Governance must balance the needs of several groups, including shareholders, board members, customers, and the various communities within an enterprise: Executive Management, Operations, Project Management, Process Improvement, Information Technology etc. When done well, governance creates an honest, open environment that promotes structure in planning, agility in execution, and encourages board members and executive committees to dedicate money to the corporation to innovate and grow. Good governance is embedded in the good behavior and sound judgment of those who are charged with running an organization.
Why Corporate Governance Matters
Corporations need comprehensive governance frameworks that give themselves the tools to prevent risk and make effective decisions. Once a company establishes its rules of governance; board members, steering executives, as well as managers should know exactly what their roles are and how they play into the overall organizational structure. Governance solidifies each person's position so that they don't stray from the mission. Proper governance structures identify the distribution of rights and responsibilities among different participants in the corporation and outline the rules and procedures for making decisions in corporate affairs.
- Good governance can offer a number of important benefits to organizations, including:
- Better organizational strategies and plans
- Improved operational and process effectiveness/efficiency
- Improved project management and delivery
- More prudent regulatory compliance, financial and risk management
- Improved member and stakeholder/employee engagement and communication flow
- Increased agility to which an organization can deliver on its purpose and goals
Effective governance structures allow organizations to create value, through innovation, development and exploration, and provide accountability and control systems commensurate with the risks involved.
Developing an Effective Governance Structure
An effective governance structure must be lean, simple and straightforward. This starts with the creation of an Executive Committee devoted to aligning all levels of the organization so that they contribute to achieving defined strategic goals and objectives.
Members of the Executive Committee need to review the organization and its investment portfolio to make sure strategies reach their intended goals. A truly great Executive Committee will also review organizational performance (including processes and policies) to anticipate future needs and avoid regulatory infractions.
Directives from the Executive Committee flow down the organizational chain to members of various Sub-Committees. Sub-Committees usually include department managers who have the ability to make changes within their areas of the organization. Since these individuals are responsible for process and project performance, they can execute plans that bring their departments in line with the organization's overall goals.

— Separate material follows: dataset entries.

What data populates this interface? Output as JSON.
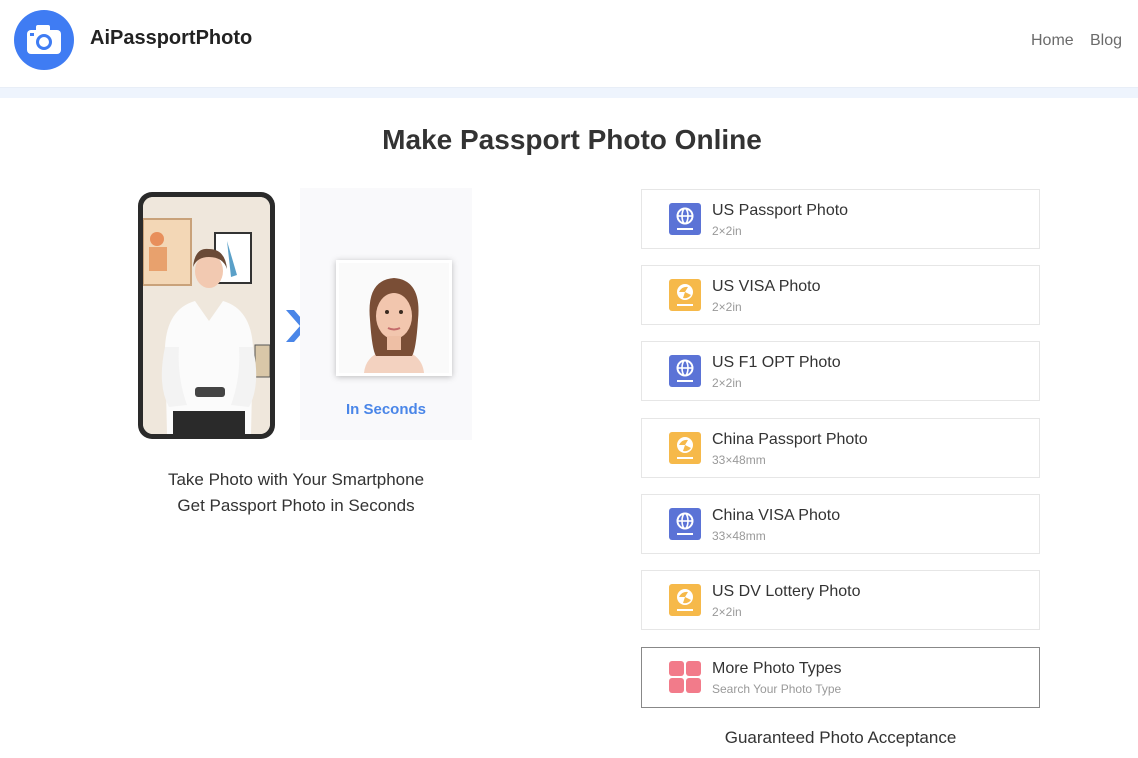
{
  "header": {
    "brand": "AiPassportPhoto",
    "nav": [
      {
        "label": "Home"
      },
      {
        "label": "Blog"
      }
    ]
  },
  "main": {
    "title": "Make Passport Photo Online",
    "illustration": {
      "badge": "In Seconds"
    },
    "caption_line1": "Take Photo with Your Smartphone",
    "caption_line2": "Get Passport Photo in Seconds",
    "photo_types": [
      {
        "title": "US Passport Photo",
        "size": "2×2in",
        "icon": "globe-passport-icon",
        "color": "#5b73d6"
      },
      {
        "title": "US VISA Photo",
        "size": "2×2in",
        "icon": "visa-stamp-icon",
        "color": "#f6b94a"
      },
      {
        "title": "US F1 OPT Photo",
        "size": "2×2in",
        "icon": "globe-passport-icon",
        "color": "#5b73d6"
      },
      {
        "title": "China Passport Photo",
        "size": "33×48mm",
        "icon": "visa-stamp-icon",
        "color": "#f6b94a"
      },
      {
        "title": "China VISA Photo",
        "size": "33×48mm",
        "icon": "globe-passport-icon",
        "color": "#5b73d6"
      },
      {
        "title": "US DV Lottery Photo",
        "size": "2×2in",
        "icon": "visa-stamp-icon",
        "color": "#f6b94a"
      }
    ],
    "more": {
      "title": "More Photo Types",
      "subtitle": "Search Your Photo Type",
      "icon": "grid-icon",
      "color": "#f27b8a"
    },
    "guarantee": "Guaranteed Photo Acceptance"
  }
}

Recurring reviews play a key role in good governance. Sub-Committees need to investigate performance to decide whether project, process, system, departmental, or data changes have reached their goals. In many cases, they will have to propose changes or ideas that will further improve processes and systems. The Executive Committee can then review these proposals to determine whether they want to endorse these paths and commit investment funds, or create new plans or goals for improvement. If the organization’s strategic plan needs revision, changes ultimately come from the Executive Committee.
Proper governance requires time and thought from committed leaders who understand the benefits of aligning every level of an organization to produce desired results. Good corporate governance ensures that a businesses environment is fair and transparent and that employees can be held accountable for their actions. Conversely, weak corporate governance leads to waste, mismanagement, and corruption. Regardless of the type of venture, only good governance can deliver sustainable and solid business performance.